[Date Prev][Date Next][Thread Prev][Thread Next][Date Index][Thread Index]

Reduce recurrent clustering overhead



Recurrent clustering is *slow*. I had the time_recurrent benchmark do
the bucketing within an strace wrapper (strace- ttt -f bucketing-script)

Digging through the results, we can see the following activity
(timestamps on the left, my summary of what's happening on the right):

    1529062763.855282 Start bash wrapper
    1529062763.988409 Start astsOf
    1529062765.163342 End astsOf
    1529062765.169085 Start jq
    1529062765.186038 Start recurrentBucket
    1529062765.383332 Start recurrent-bucket
    1529062765.595589 Start runWeka
    1529062767.664867 Start weka-cli
    1529062767.882880 Start java
    1529062776.296605 Stat weka.jar
    1529062779.998028 Reading in arff data
    1529062781.308914 Java finished
    1529062781.337793 Start recurrentBucket (next loop)

The script passes its input to astsOf, which takes a couple of seconds
to run. It then loops through bucket sizes and calls recurrentBucket for
each. We see there's about 16 seconds between the first and second calls
of recurrentBucket, so that's how long the loop iteration took.

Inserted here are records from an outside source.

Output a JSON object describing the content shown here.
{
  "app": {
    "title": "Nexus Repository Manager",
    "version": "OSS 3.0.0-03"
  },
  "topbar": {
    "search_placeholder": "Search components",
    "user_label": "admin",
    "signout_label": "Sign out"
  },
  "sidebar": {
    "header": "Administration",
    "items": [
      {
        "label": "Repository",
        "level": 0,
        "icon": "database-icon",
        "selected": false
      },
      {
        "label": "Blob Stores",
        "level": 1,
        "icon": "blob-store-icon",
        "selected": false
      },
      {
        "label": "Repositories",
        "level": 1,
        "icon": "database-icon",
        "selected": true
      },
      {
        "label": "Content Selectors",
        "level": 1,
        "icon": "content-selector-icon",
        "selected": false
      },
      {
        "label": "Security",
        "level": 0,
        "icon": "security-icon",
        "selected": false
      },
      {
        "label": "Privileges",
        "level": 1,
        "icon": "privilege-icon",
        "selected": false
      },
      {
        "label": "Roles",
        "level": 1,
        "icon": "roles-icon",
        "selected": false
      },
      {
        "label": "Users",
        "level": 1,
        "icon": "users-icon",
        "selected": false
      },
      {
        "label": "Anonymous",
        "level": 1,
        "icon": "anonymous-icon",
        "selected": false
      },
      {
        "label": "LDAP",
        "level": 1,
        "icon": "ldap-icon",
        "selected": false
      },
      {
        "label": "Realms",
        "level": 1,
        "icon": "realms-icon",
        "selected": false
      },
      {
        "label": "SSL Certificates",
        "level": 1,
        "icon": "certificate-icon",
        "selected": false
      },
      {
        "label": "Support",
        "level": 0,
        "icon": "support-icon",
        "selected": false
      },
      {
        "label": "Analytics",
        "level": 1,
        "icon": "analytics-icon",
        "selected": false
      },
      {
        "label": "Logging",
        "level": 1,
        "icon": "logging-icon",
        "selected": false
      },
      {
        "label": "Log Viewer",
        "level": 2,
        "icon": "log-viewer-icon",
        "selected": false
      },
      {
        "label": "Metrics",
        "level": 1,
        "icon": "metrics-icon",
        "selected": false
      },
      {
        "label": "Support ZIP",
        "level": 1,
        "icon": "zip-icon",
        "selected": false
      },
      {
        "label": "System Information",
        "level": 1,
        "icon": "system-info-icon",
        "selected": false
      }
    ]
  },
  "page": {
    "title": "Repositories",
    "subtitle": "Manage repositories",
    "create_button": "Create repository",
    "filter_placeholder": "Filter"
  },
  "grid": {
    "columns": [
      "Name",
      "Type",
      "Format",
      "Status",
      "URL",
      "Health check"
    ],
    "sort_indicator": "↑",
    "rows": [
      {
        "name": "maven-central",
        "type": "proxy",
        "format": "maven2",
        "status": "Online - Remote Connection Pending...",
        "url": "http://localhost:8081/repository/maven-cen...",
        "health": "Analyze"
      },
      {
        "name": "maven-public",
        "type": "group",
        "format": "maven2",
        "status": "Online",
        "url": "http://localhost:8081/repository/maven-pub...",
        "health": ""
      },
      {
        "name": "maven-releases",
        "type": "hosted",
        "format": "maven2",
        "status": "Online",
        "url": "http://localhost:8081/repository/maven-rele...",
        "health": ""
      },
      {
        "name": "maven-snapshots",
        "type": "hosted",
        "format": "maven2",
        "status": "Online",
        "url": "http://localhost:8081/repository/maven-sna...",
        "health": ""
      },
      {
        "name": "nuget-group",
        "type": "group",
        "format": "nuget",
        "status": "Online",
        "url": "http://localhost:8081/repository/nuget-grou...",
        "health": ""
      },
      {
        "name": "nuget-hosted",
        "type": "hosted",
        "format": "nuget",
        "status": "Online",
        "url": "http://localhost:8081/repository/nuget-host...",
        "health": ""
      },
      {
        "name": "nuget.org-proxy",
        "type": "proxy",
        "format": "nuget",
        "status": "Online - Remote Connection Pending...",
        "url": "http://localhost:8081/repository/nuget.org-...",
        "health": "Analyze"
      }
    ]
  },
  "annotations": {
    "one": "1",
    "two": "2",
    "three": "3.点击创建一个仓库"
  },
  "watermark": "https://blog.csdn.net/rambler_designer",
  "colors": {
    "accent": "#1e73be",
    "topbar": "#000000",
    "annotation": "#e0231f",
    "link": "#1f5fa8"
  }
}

There are a few layers of wrapping going on, but we see that
recurrentBucket gets to runWeka quite quickly. runWeka does some
processing of its input, which takes a couple of seconds, then it runs
weka-cli which starts java.

The java process takes about 9 seconds before it even looks at the
weka.jar file, so that's basically all overhead. A few seconds later
there is some data being read in (the "arff" format that weka uses);
note that this *could* be delayed due to the generating pipeline being
slow, i.e. java's startup overhead could be happening concurrently with
some other slow processing, which speeding up java wouldn't fix. Still,
I doubt that the other processing is taking 9 seconds; and even if so,
there are some quick wins to be had by e.g. switching it to Haskell
rather than having bash firing off a whole bunch of short-lived
processes.

A couple of seconds after this data is read, everything closes down and
the next iteration starts.

So what can we do to reduce this overhead? The biggest win would come
from speeding up Java's startup. I'm guessing that this is a well-known
problem with a lot of existing solutions; some things which come to mind
are (in order of ease):

 - Tweaking the java options, to disable stuff we don't need, etc.
 - Starting a single 'server' process, which we re-use for all of our
   weka calls.
 - Snapshotting the Java process once it's finished its startup stuff,
   and running that snapshot image rather than the normal java process.
 - Using a faster implementation, like compiling with GCJ.